I think I see something...
Druzyek wrote:
If LDA and STA reference static 20-bit addresses, why not store the highest 4 bits in a second EEPROM? A whole section of code could be marked to work referring to a certain 64k page.
I think the idea here is that the code being run is in one ROM (byte-wide, of course) and there's another shadow ROM next to it. So, for each of the 3 bytes of a LDA or STA with an absolute address, there's another 8 bits of information available. Now, Jeff is right to point out that we have to understand what happens cycle by cycle. There are 3 cycles in which we read from the main ROM, and the second one, and then (soon) there's a cycle (or so) when the 6502 puts out the absolute address and reads or writes the data we're referencing.
We need to store some part of the extra information somehow and bring it into play exactly during the cycle(s) that the absolute address is in use. Jeff's concern is in keeping track of which cycles those are: in all other cycles we need to put zero out on the extra bank-select addresses, in order to keep running the code we want and with the zero page, stack and i/o devices that we have.
Here's the idea: use the 6502's SYNC signal to detect the opcode fetch. That's a single unambiguous cycle in which we can capture the extra 8 bits of address information. (We're assuming all along that the extra address info is static.) But we still have to figure out exactly when to use it...
OK, so we upgrade to a 65C02 or an '816 in emulation mode, and now we have the VPA and VDA outputs. We AND then to detect the instruction fetch, and store the extra info in our latch. Now we can use
(VDA and not VPA)
to detect data accesses - accesses which are not opcode or operands - and augment the address bus with the contents of the latch, instead of with zero.
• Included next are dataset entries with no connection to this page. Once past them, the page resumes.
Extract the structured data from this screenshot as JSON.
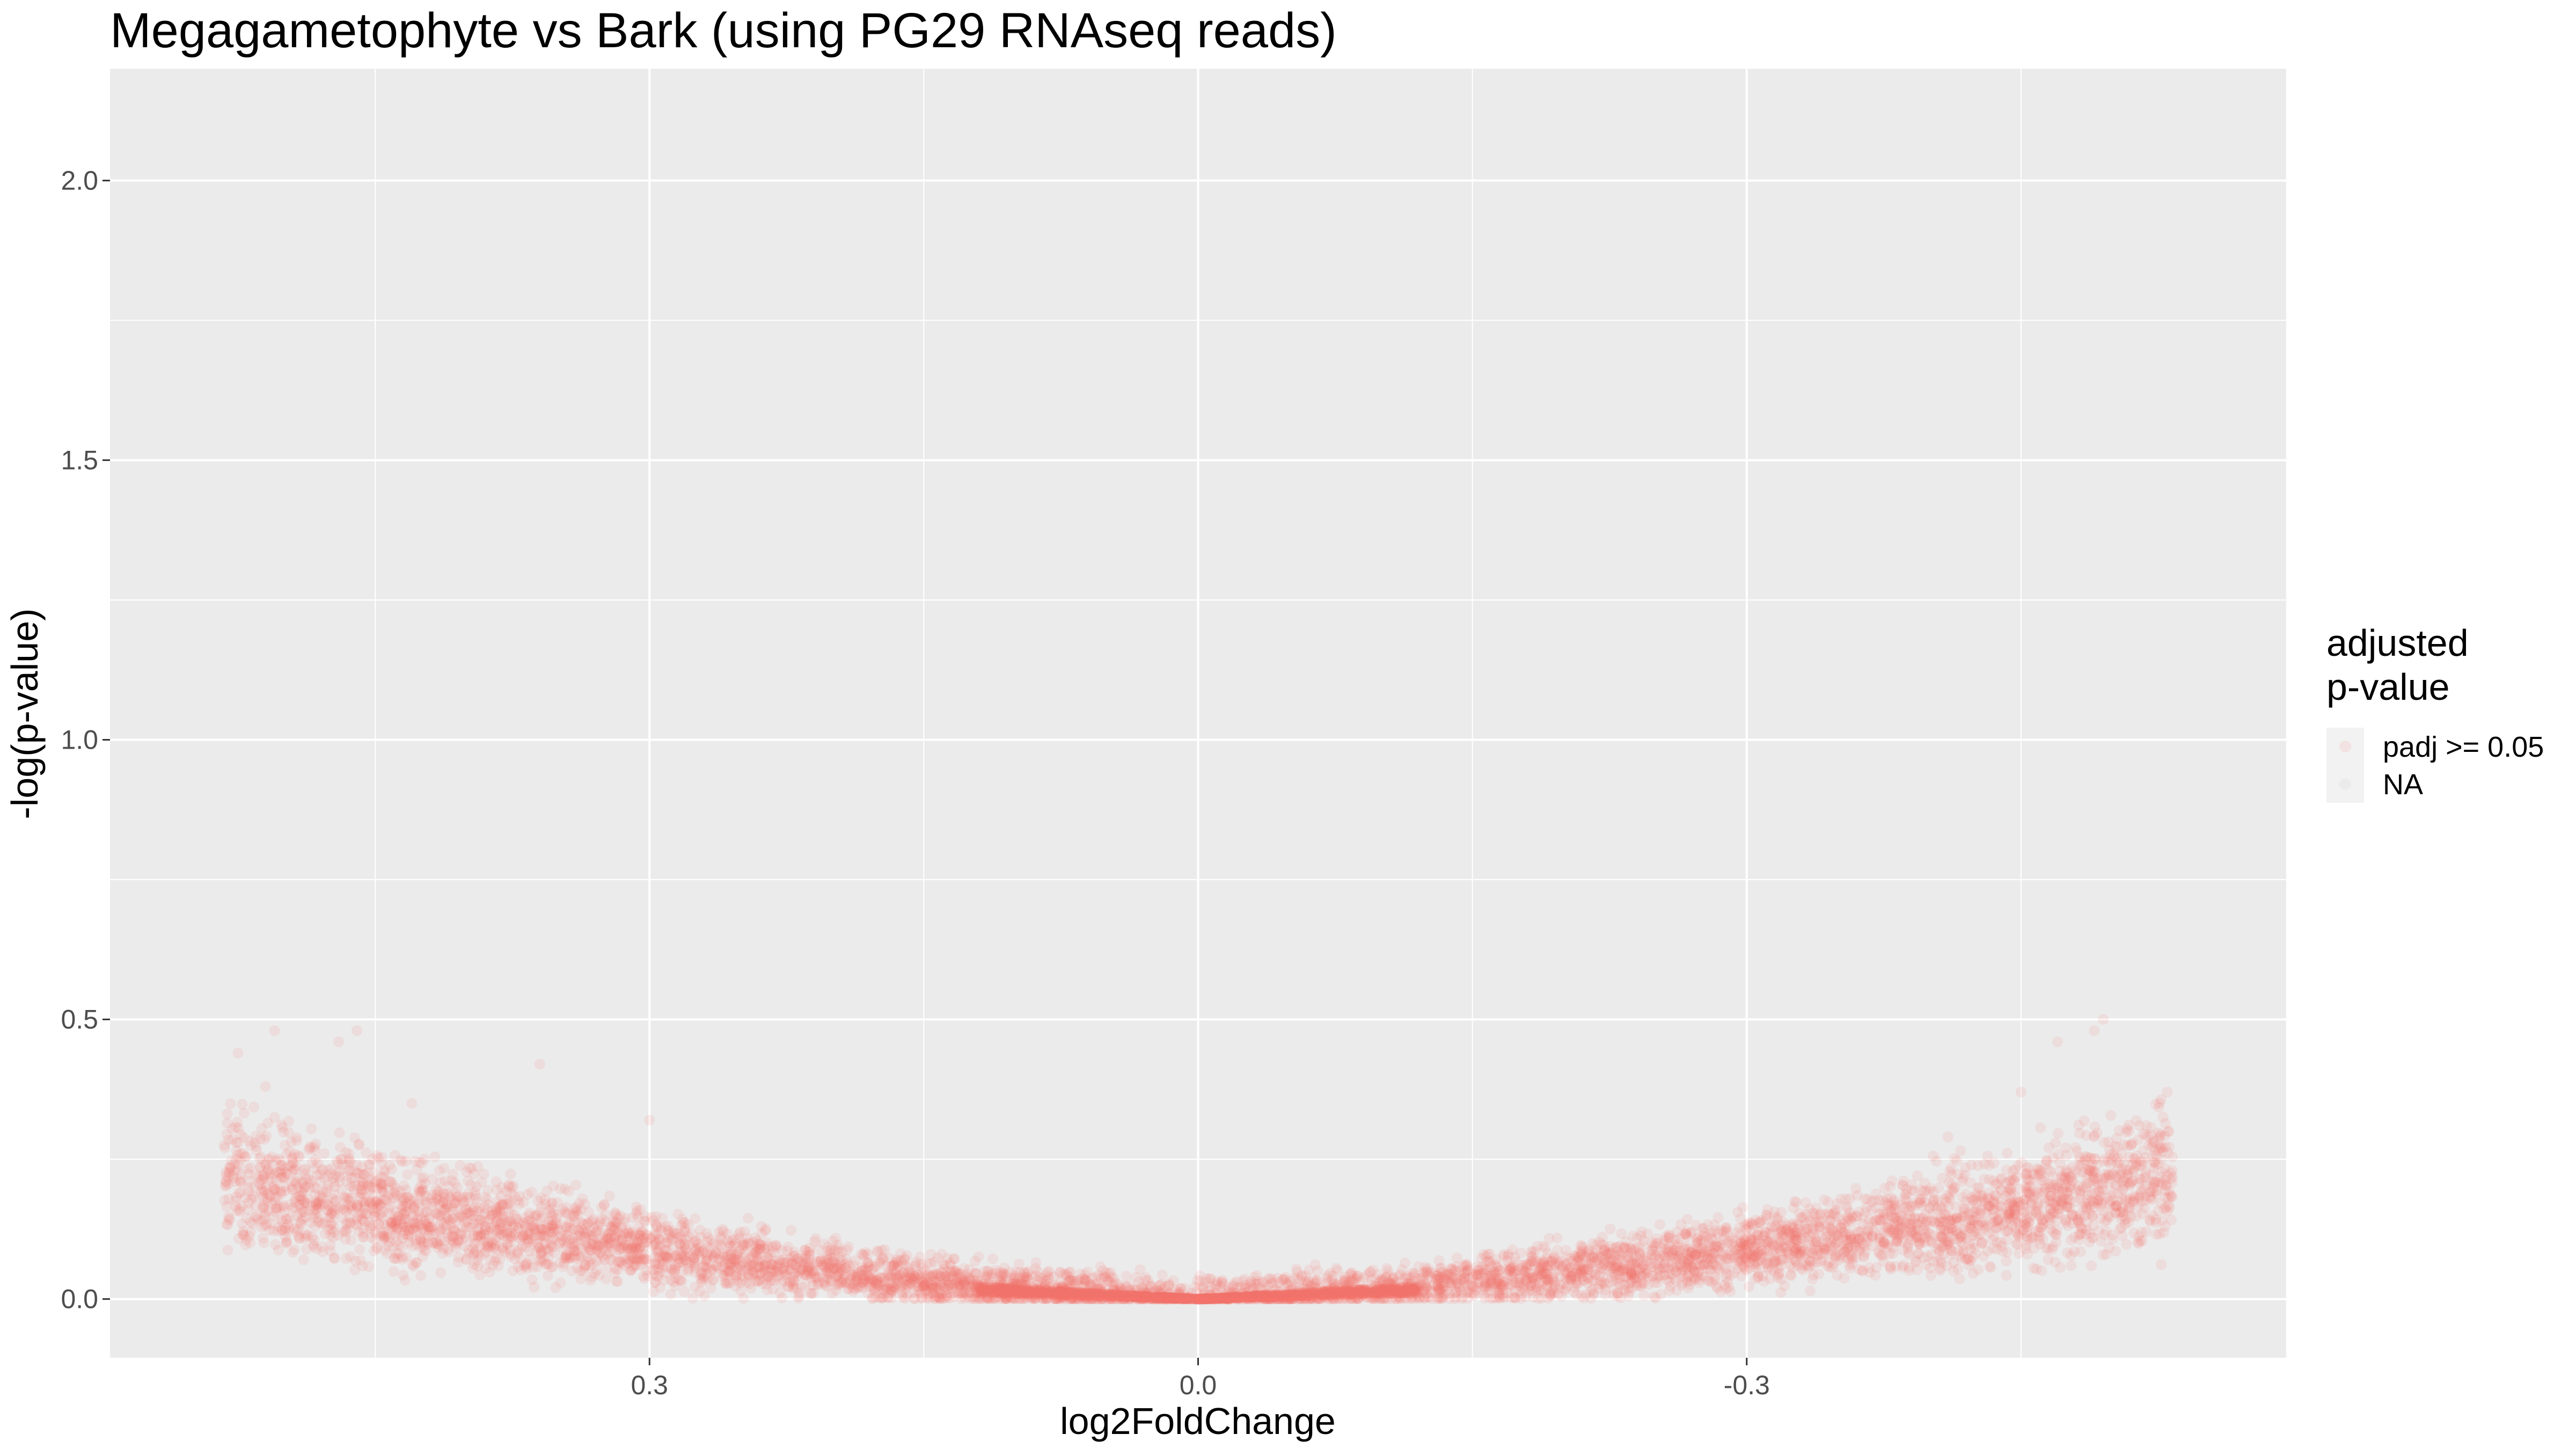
{
  "chart_data": {
    "type": "scatter",
    "title": "Megagametophyte vs Bark (using PG29 RNAseq reads)",
    "xlabel": "log2FoldChange",
    "ylabel": "-log(p-value)",
    "x_axis": {
      "reversed": true,
      "range": [
        0.595,
        -0.595
      ],
      "ticks": [
        0.3,
        0.0,
        -0.3
      ],
      "tick_labels": [
        "0.3",
        "0.0",
        "-0.3"
      ],
      "minor_ticks": [
        0.45,
        0.15,
        -0.15,
        -0.45
      ]
    },
    "y_axis": {
      "range": [
        -0.105,
        2.2
      ],
      "ticks": [
        0.0,
        0.5,
        1.0,
        1.5,
        2.0
      ],
      "tick_labels": [
        "0.0",
        "0.5",
        "1.0",
        "1.5",
        "2.0"
      ],
      "minor_ticks": [
        0.25,
        0.75,
        1.25,
        1.75
      ]
    },
    "grid": true,
    "panel_background": "#ebebeb",
    "grid_color": "#ffffff",
    "point_color": "#f8766d",
    "point_alpha": 0.12,
    "legend": {
      "title_lines": [
        "adjusted",
        "p-value"
      ],
      "position": "right",
      "entries": [
        {
          "label": "padj >= 0.05",
          "color": "#f8766d"
        },
        {
          "label": "NA",
          "color": "#bdbdbd"
        }
      ]
    },
    "series": [
      {
        "name": "padj >= 0.05",
        "description_of_distribution": "V-shaped cloud: -log(p-value) near 0 at log2FoldChange 0, rising roughly linearly to about 0.1-0.3 typical at |log2FoldChange| ~0.53, with outliers up to ~0.5.",
        "x_extent": [
          -0.533,
          0.533
        ],
        "y_extent": [
          0.0,
          0.51
        ],
        "highlighted_points": [
          {
            "x": 0.525,
            "y": 0.44
          },
          {
            "x": 0.51,
            "y": 0.38
          },
          {
            "x": 0.505,
            "y": 0.48
          },
          {
            "x": 0.46,
            "y": 0.48
          },
          {
            "x": 0.47,
            "y": 0.46
          },
          {
            "x": 0.43,
            "y": 0.35
          },
          {
            "x": 0.36,
            "y": 0.42
          },
          {
            "x": 0.3,
            "y": 0.32
          },
          {
            "x": -0.47,
            "y": 0.46
          },
          {
            "x": -0.495,
            "y": 0.5
          },
          {
            "x": -0.49,
            "y": 0.48
          },
          {
            "x": -0.45,
            "y": 0.37
          },
          {
            "x": -0.53,
            "y": 0.37
          },
          {
            "x": -0.41,
            "y": 0.29
          }
        ]
      }
    ]
  }
}
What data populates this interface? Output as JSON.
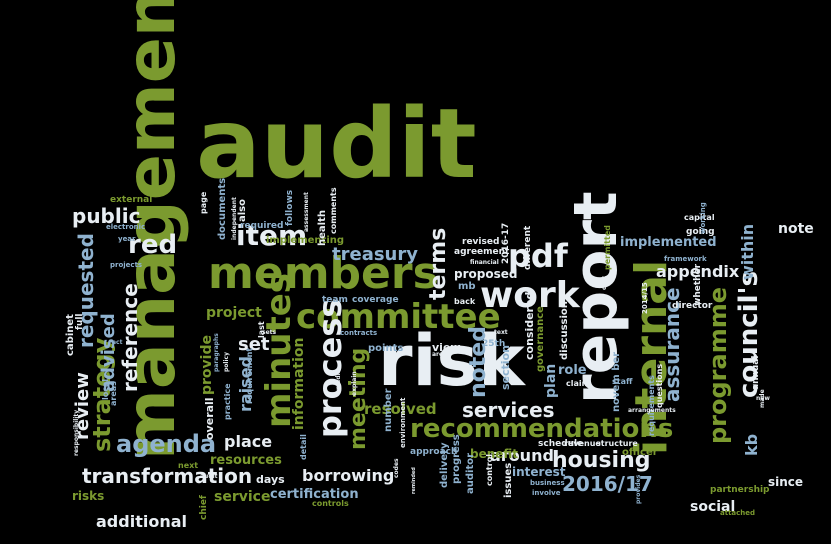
{
  "word_cloud": {
    "background_color": "#000000",
    "palette": [
      "#7b9a2f",
      "#8fb2cf",
      "#e8eef3",
      "#5d7a24"
    ],
    "words": [
      "management",
      "audit",
      "report",
      "risk",
      "members",
      "committee",
      "minutes",
      "internal",
      "process",
      "recommendations",
      "council's",
      "programme",
      "pdf",
      "work",
      "terms",
      "item",
      "red",
      "public",
      "requested",
      "strategy",
      "agenda",
      "transformation",
      "housing",
      "2016/17",
      "noted",
      "meeting",
      "services",
      "treasury",
      "advised",
      "reference",
      "review",
      "assurance",
      "appendix",
      "within",
      "note",
      "kb",
      "borrowing",
      "certification",
      "additional",
      "social",
      "resolved",
      "provide",
      "raised",
      "set",
      "project",
      "place",
      "service",
      "information",
      "around",
      "plan",
      "role",
      "implemented",
      "proposed",
      "agreement",
      "revised",
      "external",
      "also",
      "documents",
      "implementing",
      "days",
      "risks",
      "view",
      "number",
      "benefit",
      "interest",
      "officer",
      "delivery",
      "progress",
      "mb",
      "team",
      "coverage",
      "resources",
      "overall",
      "cabinet",
      "chief",
      "director",
      "whether",
      "annual",
      "since",
      "partnership",
      "capital",
      "staff",
      "section",
      "governance",
      "discussion",
      "schedule",
      "issues",
      "contracts",
      "points",
      "health",
      "comments",
      "follows",
      "required",
      "page",
      "electronic",
      "year",
      "local",
      "areas",
      "responsibility",
      "full",
      "considered",
      "different",
      "2016-17",
      "permitted",
      "framework",
      "going",
      "working",
      "questions",
      "requirements",
      "2014/15",
      "control",
      "auditor",
      "approach",
      "business",
      "involve",
      "revenue",
      "structure",
      "next",
      "attached",
      "controls",
      "detail",
      "last",
      "requirement",
      "practice",
      "financial",
      "back",
      "claim",
      "arrangements",
      "provides",
      "audit",
      "policy",
      "media",
      "paragraphs",
      "projects",
      "independent",
      "assessment",
      "explain",
      "environment",
      "reminded",
      "area",
      "made",
      "new",
      "sets",
      "act",
      "25th",
      "text",
      "codes",
      "novem ber",
      "cost"
    ]
  }
}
All code will run from bank zero, and almost all of the auxiliary ROM will be zeros too, but where we want to access other banks we can do it by putting the bank number next to the opcode in question.
Is that something like what you had in mind, Druzyek?
Now we can bring into play the other ideas: supply ourselves with a second latch, which we write to as an I/O device, and use a fifth bit from the auxiliary ROM to choose between the original latch for static bank selection and the new latch for dynamic bank selection. (We're heading towards having a few latches and calling them segment selectors, perhaps...)
(It's still true that the '816 is cleaner, and indeed you can use static 24-bit addressing even in emulation mode, but that doesn't spoil the idea.)